Son günlerdeki piyasa hareketleri
gerçekten ilginçti. Çoğu tahmin edilebilirdi ama ben Cuma sabah piyasaların ABD
tarım dışı istihdam rakamları açıklanıncaya kadar bu kadar olumlu olmasını
beklemiyordum.
Son yazımda biraz politikacı ağzıyla
konuşmuş olduğunu söylemiştim Draghi’nin. Basın toplantısında durumu
toparlamaya çalıştı ama diş macunu tüpe geri girmiyor maalesef. Karar vermemek için
bir araya gelmiş toplulukta sanki Draghi’nin dizginleri eline alıyormuş gibi tavır
takınması herhalde sevindirdi piyasaları. Ancak ECB toplantısı arkasından yaptığı
açıklamalarla gerçekten Londra konuşmasının da gerisine taşıdı bizi diye düşünüyorum.
Ben Dirty Harry’nin 44’lük Magnum’u dayayıp söylediği “do you feel lucky, punk” lafını
örnek vermiştim BloombergHT’de.
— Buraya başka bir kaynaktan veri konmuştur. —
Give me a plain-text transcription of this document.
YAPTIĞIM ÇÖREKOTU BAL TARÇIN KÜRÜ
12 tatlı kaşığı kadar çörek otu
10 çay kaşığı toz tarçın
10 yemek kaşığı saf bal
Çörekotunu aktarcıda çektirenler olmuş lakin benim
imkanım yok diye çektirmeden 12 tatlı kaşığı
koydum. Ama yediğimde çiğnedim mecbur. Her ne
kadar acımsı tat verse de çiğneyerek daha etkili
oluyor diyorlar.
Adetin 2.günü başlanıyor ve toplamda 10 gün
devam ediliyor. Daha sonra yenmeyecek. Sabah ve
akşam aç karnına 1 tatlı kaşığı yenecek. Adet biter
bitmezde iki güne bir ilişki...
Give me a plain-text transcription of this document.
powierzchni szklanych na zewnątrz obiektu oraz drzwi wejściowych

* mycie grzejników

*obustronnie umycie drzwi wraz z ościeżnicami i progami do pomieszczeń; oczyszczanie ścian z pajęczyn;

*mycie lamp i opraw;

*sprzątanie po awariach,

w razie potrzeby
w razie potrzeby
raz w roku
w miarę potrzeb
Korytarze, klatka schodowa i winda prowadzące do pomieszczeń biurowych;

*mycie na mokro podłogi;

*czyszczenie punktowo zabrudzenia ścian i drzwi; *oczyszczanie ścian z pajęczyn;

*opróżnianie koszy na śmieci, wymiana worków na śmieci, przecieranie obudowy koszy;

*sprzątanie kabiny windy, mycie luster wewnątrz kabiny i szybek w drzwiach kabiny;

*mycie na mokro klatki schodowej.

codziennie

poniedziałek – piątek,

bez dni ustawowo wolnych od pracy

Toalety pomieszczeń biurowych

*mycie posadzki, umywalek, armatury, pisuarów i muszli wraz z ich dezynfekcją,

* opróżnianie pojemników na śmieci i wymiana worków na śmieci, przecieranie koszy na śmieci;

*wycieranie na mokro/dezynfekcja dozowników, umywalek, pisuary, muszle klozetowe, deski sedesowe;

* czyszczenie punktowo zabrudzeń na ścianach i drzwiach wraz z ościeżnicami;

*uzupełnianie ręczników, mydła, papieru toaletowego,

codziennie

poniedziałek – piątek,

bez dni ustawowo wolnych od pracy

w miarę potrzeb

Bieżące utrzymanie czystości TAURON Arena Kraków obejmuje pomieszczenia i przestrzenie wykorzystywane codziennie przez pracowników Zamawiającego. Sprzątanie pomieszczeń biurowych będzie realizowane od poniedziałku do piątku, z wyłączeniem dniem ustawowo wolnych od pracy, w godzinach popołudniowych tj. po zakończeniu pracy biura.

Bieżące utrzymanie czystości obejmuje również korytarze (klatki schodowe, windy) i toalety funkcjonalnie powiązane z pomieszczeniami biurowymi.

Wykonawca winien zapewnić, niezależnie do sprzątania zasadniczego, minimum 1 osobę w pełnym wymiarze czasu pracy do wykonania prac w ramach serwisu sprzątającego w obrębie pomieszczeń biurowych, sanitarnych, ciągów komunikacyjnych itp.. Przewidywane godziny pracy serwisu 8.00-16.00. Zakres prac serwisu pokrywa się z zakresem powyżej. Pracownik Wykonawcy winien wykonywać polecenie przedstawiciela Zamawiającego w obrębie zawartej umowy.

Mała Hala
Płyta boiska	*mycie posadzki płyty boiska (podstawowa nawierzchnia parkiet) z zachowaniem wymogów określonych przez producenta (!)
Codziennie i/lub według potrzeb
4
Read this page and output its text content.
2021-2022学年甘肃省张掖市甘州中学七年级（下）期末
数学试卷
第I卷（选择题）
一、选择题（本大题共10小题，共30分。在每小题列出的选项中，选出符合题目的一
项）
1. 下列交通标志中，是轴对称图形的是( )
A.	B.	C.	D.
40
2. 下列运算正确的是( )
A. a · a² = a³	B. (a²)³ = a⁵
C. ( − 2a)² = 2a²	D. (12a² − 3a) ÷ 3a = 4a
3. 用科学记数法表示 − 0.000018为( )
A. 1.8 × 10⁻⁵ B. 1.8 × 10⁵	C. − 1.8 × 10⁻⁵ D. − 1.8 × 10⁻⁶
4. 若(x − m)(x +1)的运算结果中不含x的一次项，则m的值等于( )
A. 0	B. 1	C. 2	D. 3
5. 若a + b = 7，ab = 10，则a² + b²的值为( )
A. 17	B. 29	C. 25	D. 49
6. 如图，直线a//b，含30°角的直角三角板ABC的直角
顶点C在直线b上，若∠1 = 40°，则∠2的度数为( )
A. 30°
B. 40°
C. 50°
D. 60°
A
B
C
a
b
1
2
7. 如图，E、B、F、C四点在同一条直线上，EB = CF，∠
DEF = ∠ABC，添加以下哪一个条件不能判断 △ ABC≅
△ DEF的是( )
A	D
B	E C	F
Meğer Clint Eastwood’un canlandırdığı Draghi,
Gran Torino filminde çakmakla blöf yapanmış…
EuroSon’a doğru geri sayıma devam.
Ancak eğer Başkanın söylediği şekilde İspanya, zaten durgunlukta olan ülke
ekonomisine daha büyük bir yük bindirecek şartları göze alıp EFSF’e baş vurursa
kriz tam bir Çin işkencesi halini alacak. Aynı Yunanistan’da olduğu gibi tutturulamayacak
kriterler konacak; onlar sık sık revize edilecek; her gözden geçirmede yüreğimiz
ağzımıza gelecek; son ana kadar fonlar serbest bırakılmayacak ve hepimiz işi gücü
bırakıp toplantı sonuçları için hafta içi, hafta sonu demeden ekran başında
olacağız. Yazık. Bir yanlış fiyatı (Euro) sürdürme pahasına onlarca toplantı,
zaman ve kaynak harcanıyor. Bunun adı ekonomi yönetimi olamaz. Böyle bir ortamda
kurumsal para yönetimi de ruletten farklı olmaz. Zaten aklı başında fonlar da artık işin
tamamen politik oyunlara döndüğünü söyleyip müşterilerine fonları geri iade
etmeye başladı.
Peki, bu oyunun sonu nereye varır?
Draghi’nin da uygun bulduğu bu süreç devam ettiği takdirde tekerleğe taş koyan
Almanya’ya bir ara “ya sev ya terk et” ültimatomu verilir. Almanya bence bunun
44’lük Magnum değil çakmak olduğunu düşünüp blöfü görür ve kendini dışarıda
bulur. ECB’nin yeni merkezi de Paris olur.
Birkaç kelime de tarım dışı
istihdam için. 163 bin rakamı son aylardaki ortalama olan 151 binin biraz üzerinde
ama genel görünümü değiştirmiyor. %2,2’lik bir büyüme trendini teyit ederken
ABD tarihinin en kötü ekonomik dirilmesine devam ediyor. Allah’tan ekonominin büyük
kesimi servis sektöründeki küçük işletmelerden oluşuyor. Hem istihdam hem de büyüme
bu kesimde. Yerel dinamikler sürüklüyor
ekonomiyi. Yurt dışına maruz kalan taraf gerçekten giderek ekonominin ayağına
daha da dolaşır hale geldi. %8+ işsizlikle
seçimlere girmek Başkan Obama’yi bir hayli zorlayacak. Ancak Romney’nin son
yurt dışı seyahatlerindeki söylemlerinin bir kısmı bile gerçekse bir dünya vatandaşı
olarak Obama’ya destek şart görünüyor.